Del resto Kvitova è una giocatrice con grandi doti tecniche, ma anche con significative lacune: colpisce la palla da fondo campo con una pulizia e un timing spettacolare, riuscendo a imprimere velocità al di fuori della portata di quasi tutte le avversarie.
D’altra parte non ha mai veramente risolto il problema dei colpi al rimbalzo in avanzamento: quando deve correre in avanti se riesce ad intercettare la palla al volo le cose vanno abbastanza bene; ma se deve colpire dopo il rimbalzo sono dolori.

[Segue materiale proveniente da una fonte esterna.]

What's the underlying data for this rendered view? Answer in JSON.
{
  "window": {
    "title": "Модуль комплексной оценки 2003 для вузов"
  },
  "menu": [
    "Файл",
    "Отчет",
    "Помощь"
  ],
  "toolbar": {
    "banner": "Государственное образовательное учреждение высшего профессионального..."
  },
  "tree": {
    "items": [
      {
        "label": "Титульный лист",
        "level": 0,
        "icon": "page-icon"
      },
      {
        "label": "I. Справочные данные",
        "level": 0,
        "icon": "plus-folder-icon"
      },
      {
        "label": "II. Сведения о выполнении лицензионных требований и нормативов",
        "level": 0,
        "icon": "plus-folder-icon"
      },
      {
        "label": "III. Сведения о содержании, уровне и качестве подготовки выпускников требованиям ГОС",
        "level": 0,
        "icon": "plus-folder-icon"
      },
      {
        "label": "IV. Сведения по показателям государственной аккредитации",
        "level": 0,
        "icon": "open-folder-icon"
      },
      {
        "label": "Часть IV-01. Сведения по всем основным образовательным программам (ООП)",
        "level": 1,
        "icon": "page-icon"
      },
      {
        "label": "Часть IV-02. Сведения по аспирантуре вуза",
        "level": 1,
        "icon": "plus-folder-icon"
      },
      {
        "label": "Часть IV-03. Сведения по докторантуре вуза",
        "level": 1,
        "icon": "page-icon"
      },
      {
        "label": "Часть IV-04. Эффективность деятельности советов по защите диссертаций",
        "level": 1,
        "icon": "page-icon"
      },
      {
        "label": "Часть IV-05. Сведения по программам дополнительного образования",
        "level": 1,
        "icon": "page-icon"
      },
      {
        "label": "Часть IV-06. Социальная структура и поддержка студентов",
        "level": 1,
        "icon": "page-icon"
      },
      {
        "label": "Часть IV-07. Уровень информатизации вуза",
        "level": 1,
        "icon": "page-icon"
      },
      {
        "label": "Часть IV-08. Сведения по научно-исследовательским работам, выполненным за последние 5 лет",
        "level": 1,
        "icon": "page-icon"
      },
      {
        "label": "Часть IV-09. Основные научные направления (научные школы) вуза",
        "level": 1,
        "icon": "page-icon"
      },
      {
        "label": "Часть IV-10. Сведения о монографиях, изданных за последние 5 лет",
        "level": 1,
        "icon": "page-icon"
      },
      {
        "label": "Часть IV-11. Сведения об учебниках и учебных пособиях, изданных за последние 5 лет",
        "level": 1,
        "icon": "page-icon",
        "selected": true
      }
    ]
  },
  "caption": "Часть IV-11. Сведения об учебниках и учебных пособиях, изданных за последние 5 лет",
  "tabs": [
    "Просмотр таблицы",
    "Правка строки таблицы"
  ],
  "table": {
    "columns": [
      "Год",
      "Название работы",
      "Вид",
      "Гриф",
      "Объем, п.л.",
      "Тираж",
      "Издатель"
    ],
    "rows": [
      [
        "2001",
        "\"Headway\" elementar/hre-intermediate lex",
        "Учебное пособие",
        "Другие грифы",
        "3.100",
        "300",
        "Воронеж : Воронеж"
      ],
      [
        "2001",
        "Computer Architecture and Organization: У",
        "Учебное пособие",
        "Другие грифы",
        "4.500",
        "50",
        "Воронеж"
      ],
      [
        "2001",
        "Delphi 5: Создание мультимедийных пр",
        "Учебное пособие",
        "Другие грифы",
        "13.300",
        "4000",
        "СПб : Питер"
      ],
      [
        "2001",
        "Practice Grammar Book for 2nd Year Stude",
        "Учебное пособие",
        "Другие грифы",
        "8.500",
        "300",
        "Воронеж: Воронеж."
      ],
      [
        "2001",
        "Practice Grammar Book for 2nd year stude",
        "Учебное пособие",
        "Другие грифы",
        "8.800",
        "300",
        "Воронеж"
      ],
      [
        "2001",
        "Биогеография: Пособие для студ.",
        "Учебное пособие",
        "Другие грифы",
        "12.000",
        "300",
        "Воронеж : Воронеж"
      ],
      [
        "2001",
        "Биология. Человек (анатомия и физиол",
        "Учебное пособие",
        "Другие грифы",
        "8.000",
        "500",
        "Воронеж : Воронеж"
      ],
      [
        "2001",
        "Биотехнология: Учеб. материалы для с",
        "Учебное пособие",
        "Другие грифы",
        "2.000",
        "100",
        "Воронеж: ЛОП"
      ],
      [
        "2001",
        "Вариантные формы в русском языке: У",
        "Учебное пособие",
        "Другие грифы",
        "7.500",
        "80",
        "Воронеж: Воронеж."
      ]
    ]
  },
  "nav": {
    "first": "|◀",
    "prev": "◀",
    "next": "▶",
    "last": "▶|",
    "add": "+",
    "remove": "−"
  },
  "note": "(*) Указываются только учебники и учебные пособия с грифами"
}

Nemmeno nel suo miglior Wimbledon era riuscita ad evitare clamorosi errori in questo aspetto del gioco.

Ha un rendimento non straordinario con i colpi in back (rovescio e drop shot), mentre riesce a “tagliare” discretamente le volèe per imprimere la giusta spinta alla palla; in compenso troppe volte si dimentica di fare il passo in avanti per chiudere sulla rete dopo il colpo di approccio, con il risultato di farsi trovare arretrata quando deve fronteggiare i passanti.

Non si muove male lateralmente, se questo significa farlo nell’ambito di un palleggio di cui ha il controllo; ma è quasi impossibile pretendere da lei le inversioni di direzione e le rincorse in serie quando deve difendere. Se le capita di affrontare qualche scambio difensivo che la impegni per più di due-tre colpi, potrebbe perfino uscirne vincente (cosa peraltro rarissima), ma si può stare certi che perderà i punti successivi, perché poi non riesce a recuperare lo sforzo fatto.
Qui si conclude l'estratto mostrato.